Допивая последнюю чашу вина, Аллель лишь бросил на сына отчаянный взгляд, который красноречивее любого слова означал «нет».
— Он давно сбежал... Сбежал из Мириды, — сухо ответил сарфин. — Знаешь ли ты историю Змееносца, передающуюся из уст отца к сыну? Нет. Откуда тебе знать, щенок. Ты ничего не знаешь! — Он провёл рукой по воздуху, будто ощупывая невидимые нити судьбы. — Октаэдр — восьмигранный кристалл вечности — лежал в основе легенды. Это не просто камень. Это уста вселенной, запечатавшие в себе первое слово творения. А змей... да, мы можем говорить и о Ликише... всего лишь карманный вор у божественной кузницы.

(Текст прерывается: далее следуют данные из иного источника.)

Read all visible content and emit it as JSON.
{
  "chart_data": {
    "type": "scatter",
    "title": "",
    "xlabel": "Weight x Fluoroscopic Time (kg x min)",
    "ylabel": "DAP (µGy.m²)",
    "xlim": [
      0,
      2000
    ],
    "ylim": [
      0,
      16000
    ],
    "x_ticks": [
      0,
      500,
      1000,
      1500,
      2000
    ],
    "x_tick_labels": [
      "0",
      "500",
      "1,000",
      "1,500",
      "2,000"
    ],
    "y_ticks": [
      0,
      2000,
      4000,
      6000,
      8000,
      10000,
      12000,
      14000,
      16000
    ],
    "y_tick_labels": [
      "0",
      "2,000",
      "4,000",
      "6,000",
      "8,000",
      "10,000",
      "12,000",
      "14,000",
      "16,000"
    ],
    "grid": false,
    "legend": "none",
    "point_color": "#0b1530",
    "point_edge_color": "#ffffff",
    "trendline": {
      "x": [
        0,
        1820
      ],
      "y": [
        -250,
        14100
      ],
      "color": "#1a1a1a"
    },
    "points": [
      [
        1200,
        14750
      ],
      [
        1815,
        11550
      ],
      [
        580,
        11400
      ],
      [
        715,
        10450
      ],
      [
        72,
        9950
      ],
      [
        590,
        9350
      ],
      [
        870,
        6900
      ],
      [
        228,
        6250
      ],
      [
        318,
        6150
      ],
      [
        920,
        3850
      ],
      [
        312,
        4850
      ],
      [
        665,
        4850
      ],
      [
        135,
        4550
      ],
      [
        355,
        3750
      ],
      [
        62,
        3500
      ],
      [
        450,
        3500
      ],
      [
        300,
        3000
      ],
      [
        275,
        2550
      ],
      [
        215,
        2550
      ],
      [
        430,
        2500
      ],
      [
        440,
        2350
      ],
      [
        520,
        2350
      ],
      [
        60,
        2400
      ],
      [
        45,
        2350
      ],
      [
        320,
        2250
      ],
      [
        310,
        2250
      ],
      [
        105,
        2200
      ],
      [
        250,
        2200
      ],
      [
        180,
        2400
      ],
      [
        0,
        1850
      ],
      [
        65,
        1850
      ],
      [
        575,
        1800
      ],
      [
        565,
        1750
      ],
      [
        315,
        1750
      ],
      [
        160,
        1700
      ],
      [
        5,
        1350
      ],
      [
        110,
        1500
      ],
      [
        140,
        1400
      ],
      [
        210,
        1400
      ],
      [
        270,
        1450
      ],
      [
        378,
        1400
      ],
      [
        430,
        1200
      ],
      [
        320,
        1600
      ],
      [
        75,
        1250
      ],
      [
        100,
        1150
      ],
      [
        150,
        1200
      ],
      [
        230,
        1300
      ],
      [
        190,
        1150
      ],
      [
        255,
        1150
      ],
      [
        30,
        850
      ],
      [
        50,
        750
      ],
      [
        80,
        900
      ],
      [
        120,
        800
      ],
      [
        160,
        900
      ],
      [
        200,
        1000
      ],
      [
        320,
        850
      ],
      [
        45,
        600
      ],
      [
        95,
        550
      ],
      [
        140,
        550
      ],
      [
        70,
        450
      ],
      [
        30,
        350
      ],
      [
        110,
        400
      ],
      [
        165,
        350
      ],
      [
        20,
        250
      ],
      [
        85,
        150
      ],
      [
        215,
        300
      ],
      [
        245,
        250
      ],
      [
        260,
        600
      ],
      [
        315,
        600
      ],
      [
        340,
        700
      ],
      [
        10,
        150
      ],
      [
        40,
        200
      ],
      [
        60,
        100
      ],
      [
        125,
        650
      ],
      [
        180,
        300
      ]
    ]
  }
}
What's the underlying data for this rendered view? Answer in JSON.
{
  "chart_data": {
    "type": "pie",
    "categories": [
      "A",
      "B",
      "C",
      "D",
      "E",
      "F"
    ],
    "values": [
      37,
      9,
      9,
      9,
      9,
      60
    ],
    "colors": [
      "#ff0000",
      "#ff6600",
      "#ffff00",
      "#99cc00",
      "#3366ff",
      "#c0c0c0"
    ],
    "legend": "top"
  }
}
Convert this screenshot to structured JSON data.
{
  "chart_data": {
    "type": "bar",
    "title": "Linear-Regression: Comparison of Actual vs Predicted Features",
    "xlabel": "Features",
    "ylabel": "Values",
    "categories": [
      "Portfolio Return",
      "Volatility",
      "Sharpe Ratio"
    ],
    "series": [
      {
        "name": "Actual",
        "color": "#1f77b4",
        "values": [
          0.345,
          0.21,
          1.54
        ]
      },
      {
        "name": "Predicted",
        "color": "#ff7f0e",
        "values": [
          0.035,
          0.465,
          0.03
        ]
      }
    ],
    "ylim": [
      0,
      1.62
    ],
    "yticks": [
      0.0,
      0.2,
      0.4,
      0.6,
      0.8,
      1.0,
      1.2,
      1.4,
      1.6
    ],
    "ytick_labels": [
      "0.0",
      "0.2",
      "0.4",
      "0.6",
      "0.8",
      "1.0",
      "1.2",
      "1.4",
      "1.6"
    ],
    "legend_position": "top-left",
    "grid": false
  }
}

Когда слова во вселенной спутались — а было это в ту пору, когда сама тьма была ещё юной, — одни хранители сошли с ума от тяжести знания, а другие разорвали свои языки. Но змей... о, змей избрал путь хитрейший. Он сбежал! Трусливо покинул свою вселенную и ловко перебрался в нашу. Узрел Элиду — эту слезинку жизни между двумя солнцами — и вознамерился сделать её своим пристанищем. Но его невероятная сущность не могла воплотиться на земле, иначе его быстро бы обнаружили. А потому он сбросил свою чешуйчатую шкуру, оставив её замерзать в холодных пустотах вселенной, а сам вдохнул жизнь в человеческую плоть и наре́к себя сарфином. Так был рождён первый Змееносец.